Peak District Information Website
|Macclesfield Forest was once the centre of a Royal Forest created by the Norman conquerors for the purpose of hunting game such as deer, wild boar and wolves. This particular forest stretched from the modern Disley down to the River Dane, and was the preserve of the Earls of Chester. This has always been an isolated and sparsely populated area, and it still is. The parish register records many instances where people have died on the moors and their bodies have not been found for weeks.|
An unusual tradition has survived here - that of 'rush-bearing'. In this ancient ceremony, which is performed every August (on the 12th or the nearest Sunday), rushes are taken and strewn across the floor of the church. The ceremony harks back to the times when carpets were rare and rushes were the usual floor-covering. Though Macclesfield Forest is the only place where the tradition survives, it is known to have been performed at Chapel-en-le-Frith, Glossop, Peak Forest, Whitwell and Ashover.

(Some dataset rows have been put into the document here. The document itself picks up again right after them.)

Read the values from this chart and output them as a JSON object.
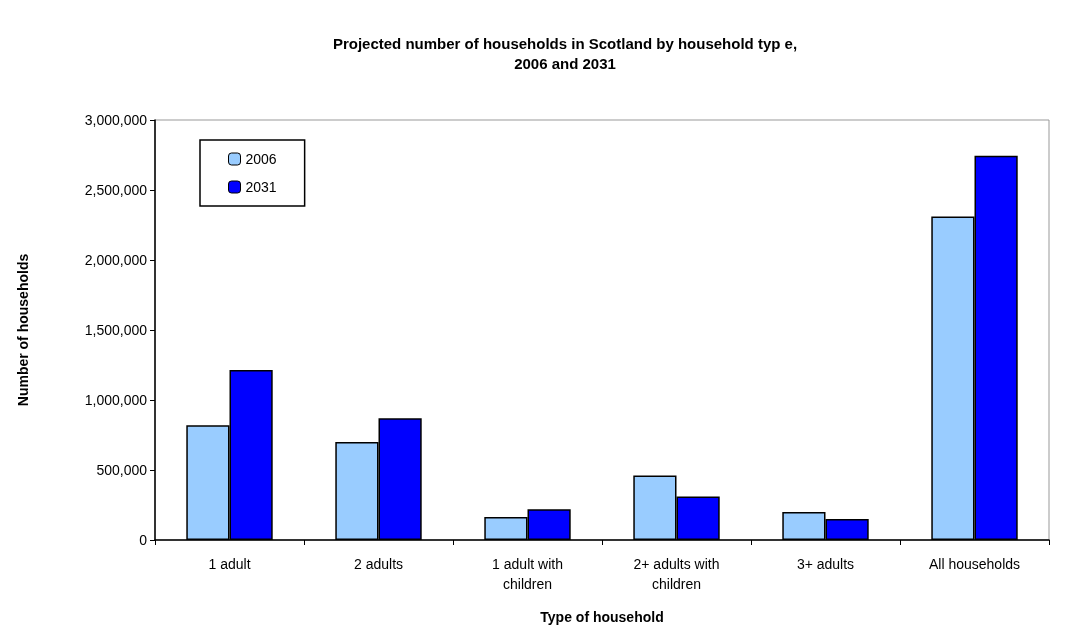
{
  "chart_data": {
    "type": "bar",
    "title": "Projected number of households in Scotland by household typ e,\n2006 and 2031",
    "xlabel": "Type of household",
    "ylabel": "Number of households",
    "categories": [
      "1 adult",
      "2 adults",
      "1 adult with\nchildren",
      "2+ adults with\nchildren",
      "3+ adults",
      "All households"
    ],
    "series": [
      {
        "name": "2006",
        "color": "#99ccff",
        "values": [
          820000,
          700000,
          165000,
          460000,
          200000,
          2310000
        ]
      },
      {
        "name": "2031",
        "color": "#0000ff",
        "values": [
          1215000,
          870000,
          220000,
          310000,
          150000,
          2745000
        ]
      }
    ],
    "ylim": [
      0,
      3000000
    ],
    "yticks": [
      {
        "value": 0,
        "label": "0"
      },
      {
        "value": 500000,
        "label": "500,000"
      },
      {
        "value": 1000000,
        "label": "1,000,000"
      },
      {
        "value": 1500000,
        "label": "1,500,000"
      },
      {
        "value": 2000000,
        "label": "2,000,000"
      },
      {
        "value": 2500000,
        "label": "2,500,000"
      },
      {
        "value": 3000000,
        "label": "3,000,000"
      }
    ],
    "grid": false,
    "legend": "top left"
  }
}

Below Forest Chapel is a pub called the Stanley Arms at the quaintly named 'Bottom of the Oven' - a reference to Oven Lane, which crosses Clough Brook here and starts to climb up again to the Cat and Fiddle. The Cat and Fiddle Inn was built in 1830, not long after the construction of the turnpike road which replaced Oven Lane, and is in a superb situation. On a good day the views from here and the nearby hill of Shining Tor stretch right across the Cheshire plain to North Wales.